Regardless of how Kento Otsu and Yuta Shitara fare at Sunday's NYC Half and beyond, they will be able to say—to paraphrase Bogey—"We’ll always have Hakone."
Like the basketball player who hits the winning shot during March Madness or the quarterback who throws the winning touchdown pass in the Rose Bowl, the two Toyo University stars have already left their marks on Japanese running history.
Such is the fame that comes with starring in the Tokyo-Hakone Collegiate Ekiden, Japan's most famous and prestigious race.
"It's the race that every male runner aspires to compete in," said Takeshi Nishimoto, producer of the website Ekiden News. "Just running in Hakone confers a special status on the athlete."
And blowing away records means a legacy that lasts a lifetime. Otsu and Shitara were key members of the Toyo team that not only won this year's race but shattered the course record by a whopping eight minutes. Shitara ran the fastest seventh stage in history, while Otsu fell just seven seconds short of the mark for the eighth stage.
Generally known as the Hakone Ekiden, the 217.9-kilometer race dates back to 1920. It consists of 20 teams from East Japan universities (one team is a selection of top runners from schools that did not make the field) and is run over two days on Jan. 2 and 3 from central Tokyo, heading west along the coast to the mountain hot springs town of Hakone (pronounced ha-koh-neh) before returning to the capital. The stages average just over 21 kilometers, with some including thigh-busting climbs up steep mountains.
The nationally televised race is one of the highlights of the New Year's holiday in Japan. Much like Thanksgiving in the U.S., New Year's is a time for families to gather, and watching the six hours of coverage each day has become a tradition of the season. The race is always one of the top-rated shows for the year.
"Without this [race], it would feel like New Year's hadn't come," Nishimoto said. "What also sets it apart is that it's college runners, not professionals."
The format and circumstances of the road relay conform perfectly with the Japanese psyche, based on group dynamics. The ekiden allows the long-distance runners to experience a team event and, in the case of Hakone, the grueling course and distances greatly appeals to a society that treasures extraordinary efforts.
"Whether it's for their school, company, or hometown, in every category they can fight for their team," said Toshio Kiuchi, senior director of the Japan Association of Athletics Federations.
A runner who can say that he has run in the Hakone Ekiden is equivalent to an actor performing on Broadway or a pitcher in baseball taking the mound at Yankee Stadium. They have tread on hallowed ground.

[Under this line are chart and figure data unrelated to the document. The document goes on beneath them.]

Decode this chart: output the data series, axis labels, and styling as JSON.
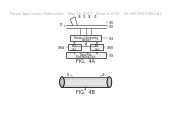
{
  "background_color": "#ffffff",
  "header_text": "Patent Application Publication    May 28, 2013   Sheet 4 of 10    US 2013/0133454 A1",
  "header_fontsize": 2.5,
  "fig4a_label": "FIG.  4A",
  "fig4b_label": "FIG.  4B",
  "line_color": "#555555",
  "dark": "#222222",
  "box_face": "#f0f0f0"
}
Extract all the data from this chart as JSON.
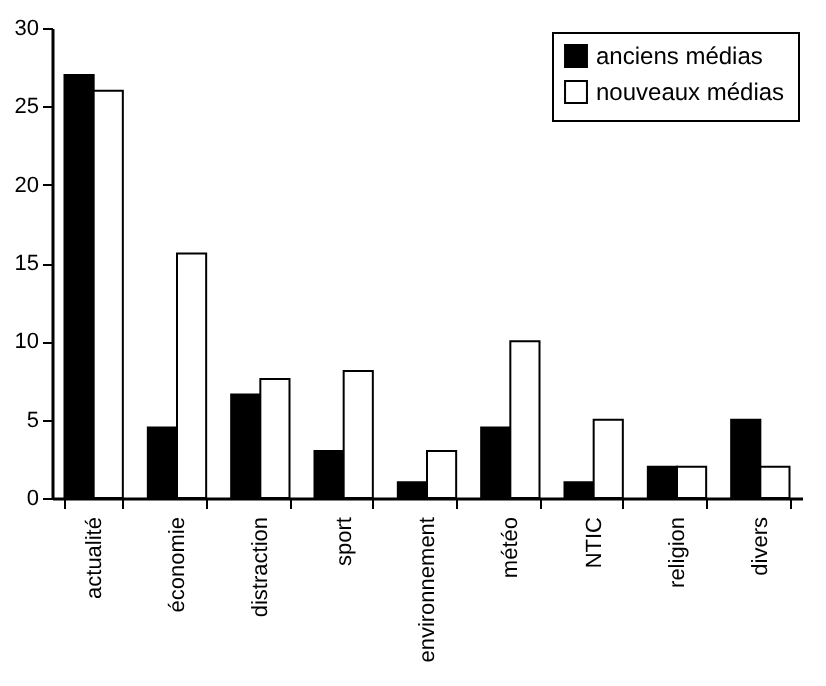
{
  "chart_data": {
    "type": "bar",
    "categories": [
      "actualité",
      "économie",
      "distraction",
      "sport",
      "environnement",
      "météo",
      "NTIC",
      "religion",
      "divers"
    ],
    "series": [
      {
        "name": "anciens médias",
        "color": "#000000",
        "values": [
          27,
          4.5,
          6.6,
          3,
          1,
          4.5,
          1,
          2,
          5
        ]
      },
      {
        "name": "nouveaux médias",
        "color": "#ffffff",
        "values": [
          26,
          15.6,
          7.6,
          8.1,
          3,
          10,
          5,
          2,
          2
        ]
      }
    ],
    "ylim": [
      0,
      30
    ],
    "yticks": [
      0,
      5,
      10,
      15,
      20,
      25,
      30
    ],
    "grid": false,
    "legend": "top right"
  }
}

Among the Japanese stars who first burst into the spotlight at Hakone were Toshihiko Seko, whose two victories at the Boston Marathon in the 1980s were among his Japan-record 10 career triumphs, and Arata Fujiwara, one of the few elite Japanese runners to have competed in the New York City Marathon, which clashes with Japan's ekiden season. Although Fujiwara failed to finish that race in 2010, his second-place finish at last month's Tokyo Marathon earned him a ticket to the London Olympics. Japan's marathon team was announced Monday in Tokyo.
Like Fujiwara in New York, Otsu and Shitara are breaking with tradition, as it is rare for collegians to appear in a major international meet overseas such as the NYC Half. It's just the type of experience that Japanese runners need before taking on the world's best at the Olympics or world championships, said one Japan athletics official.
"We select the athletes [for the Olympics] who we think can be competitive and running overseas while they are still young may help them relax when they get into the big meets," Kiuchi said. "Right now our qualifying races for the marathon are all domestic, which some people question. After London, there might be changes in the selection process."
The fact that the collegians train for what is essentially a half-marathon distance at Hakone should work in the Toyo duo's favor in Sunday's race.
"In terms of global races, Japanese [college] athletes have only run at the Olympics or world championships," Nishimoto said. "It's been hard for them in the 5,000 and 10,000 meters, but perhaps for a 20K race, the collegians can compete globally.
"[Otsu and Shitara] might not have the speed yet for the 5,000 or 10,000 meters. But they were the top runners on a Toyo team that totally blew away the record. More than on the track, they might be more suited for road races, so it's interesting that they were selected to run in New York."